In its original assessment, the CBO calculated the ten-year cost of the bill, exactly as it is written to be $1.635 trillion and the increase in tax revenue to be $1.268 trillion. That means the deficit would increase by $367 billion. Recently the CBO recalculated those numbers using different assumptions.
Assuming the programs, which are only funded for two or three years, become permanent, the spending would increase to $4.2 trillion, meaning the deficit would be about $3 trillion. That $3 trillion would be added to the already high expected annual deficits over the next decade.
In fact, before Biden was elected and before he could pass his massive spending bills, the CBO estimated that the U.S. budget deficit would be $1 trillion each year for the next decade. That means already approved spending plus Biden’s additions will add more than $13 trillion to the current nearly $30 trillion public debt. By the end of the decade, the debt will be $43 trillion.
As interest rates rise and treasury bond rates approach the historical average of 2.5% to 3%, the annual interest expense on that debt will exceed $1 trillion. That’s $1 trillion, paid every year, that can’t be used annually for more productive government spending.
Which CBO analysis is correct?
Historically it is extremely difficult, often impossible, to defund a social program once the program has been implemented and funds disbursed. In fact, Congress is currently discussing a one-year program that is set to expire. Biden wanted to help households with children afford day care and other child related expenses. Last July, Congress passed a bill that would provide monthly advance checks for up to $300 per child. This was meant to be a temporary one-time program. But some members of Congress want to extend the payments into next year and beyond. Democrats, who hold the majority in both houses of Congress say these payments are critical to reducing child poverty. “We are not going to have a lapse in payments. That’s too important,” said Sen. Sherrod Brown (D-Ohio).
This is exactly what would happen to all the “short-term” programs in BBB bill. The bill has “temporary” programs for child tax credits, funding for universal pre-K, expansion of the Affordable Care Act and an increase in SALT deductions.
As each of these programs sunset, members of Congress will not let them expire, meaning the programs would be in effect for the entire ten years and probably longer. This would help to ensure that budget deficits could be over $1.3 trillion annually.
That would place such a heavy burden on future generations that it could lead to a very precarious financial position since the public debt will be more than one a half times annual GDP.
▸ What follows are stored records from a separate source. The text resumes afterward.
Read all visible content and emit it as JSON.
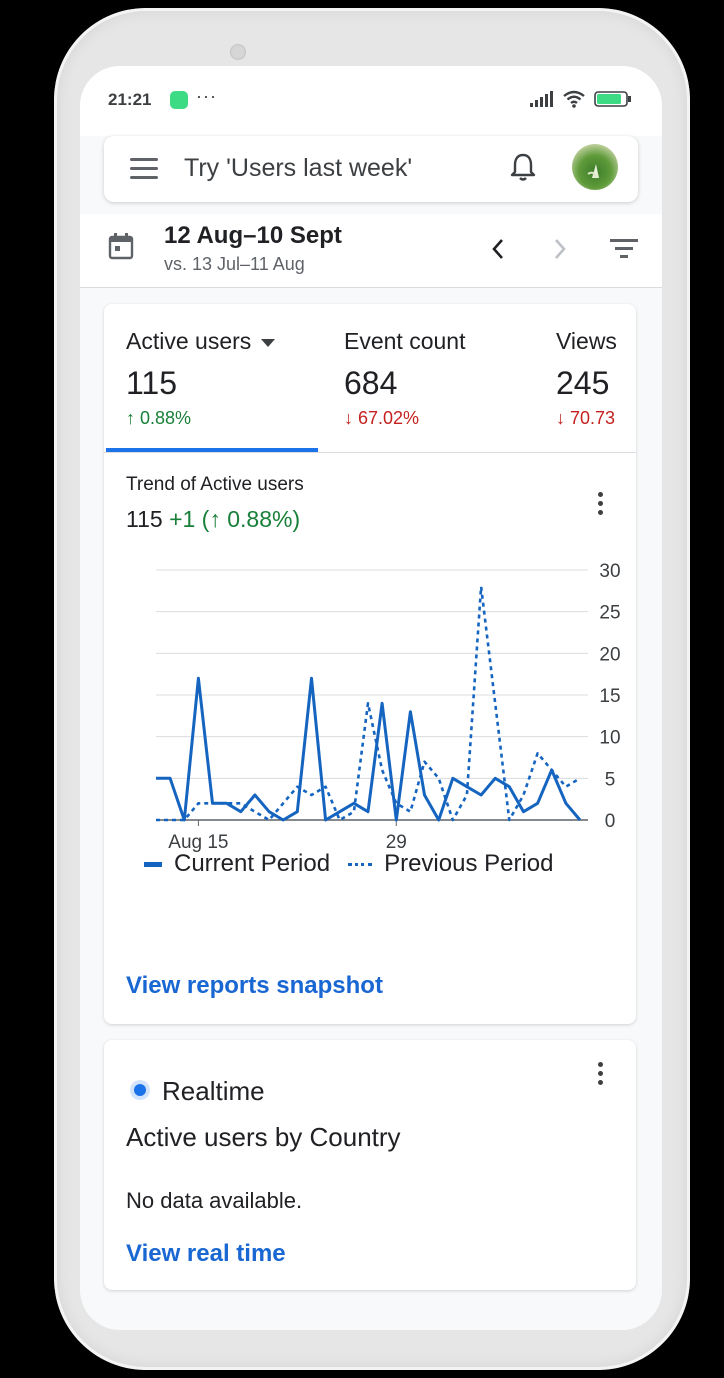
{
  "status_bar": {
    "time": "21:21",
    "more": "···"
  },
  "search": {
    "placeholder": "Try 'Users last week'"
  },
  "date_range": {
    "current": "12 Aug–10 Sept",
    "comparison": "vs. 13 Jul–11 Aug"
  },
  "metrics": [
    {
      "label": "Active users",
      "value": "115",
      "change": "↑ 0.88%",
      "direction": "up",
      "selected": true
    },
    {
      "label": "Event count",
      "value": "684",
      "change": "↓ 67.02%",
      "direction": "down",
      "selected": false
    },
    {
      "label": "Views",
      "value": "245",
      "change": "↓ 70.73",
      "direction": "down",
      "selected": false
    }
  ],
  "trend": {
    "title": "Trend of Active users",
    "value": "115",
    "delta": "+1 (↑ 0.88%)"
  },
  "chart_data": {
    "type": "line",
    "x_labels": [
      "Aug 15",
      "29"
    ],
    "y_ticks": [
      "30",
      "25",
      "20",
      "15",
      "10",
      "5",
      "0"
    ],
    "ylim": [
      0,
      30
    ],
    "y_axis_side": "right",
    "grid": true,
    "legend_position": "bottom",
    "series": [
      {
        "name": "Current Period",
        "style": "solid",
        "color": "#1565c0",
        "values": [
          5,
          5,
          0,
          17,
          2,
          2,
          1,
          3,
          1,
          0,
          1,
          17,
          0,
          1,
          2,
          1,
          14,
          0,
          13,
          3,
          0,
          5,
          4,
          3,
          5,
          4,
          1,
          2,
          6,
          2,
          0
        ]
      },
      {
        "name": "Previous Period",
        "style": "dotted",
        "color": "#1565c0",
        "values": [
          0,
          0,
          0,
          2,
          2,
          2,
          2,
          1,
          0,
          2,
          4,
          3,
          4,
          0,
          1,
          14,
          6,
          2,
          1,
          7,
          5,
          0,
          3,
          28,
          14,
          0,
          3,
          8,
          6,
          4,
          5
        ]
      }
    ]
  },
  "links": {
    "snapshot": "View reports snapshot",
    "realtime": "View real time"
  },
  "realtime": {
    "title": "Realtime",
    "subtitle": "Active users by Country",
    "empty": "No data available."
  },
  "colors": {
    "accent": "#1a73e8",
    "link": "#1967d2",
    "positive": "#188038",
    "negative": "#c5221f",
    "chart_line": "#1565c0"
  }
}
The excess demand from Biden’s massive spending will cause an increase in inflation. He says his spending plans, which he claims are supported by 17 Nobel Prize winning economists, will reduce inflation. That is simply flat-out wrong.
They are also incorrect when they explain that if they raise taxes by the same amount as government spending, there will be no impact on inflation. Government spending increases demand. There will, however, be almost no offsetting decrease in demand. That’s because the tax increases fall on the upper-income earners.
Those households will still consume the same amount to maintain their lavish lifestyles. They simply will have less to invest. Since there will be no offsetting decrease in demand, the increased government spending leads to more excess demand and more inflation, not less.
Let’s hope Build Back Better bill does not pass.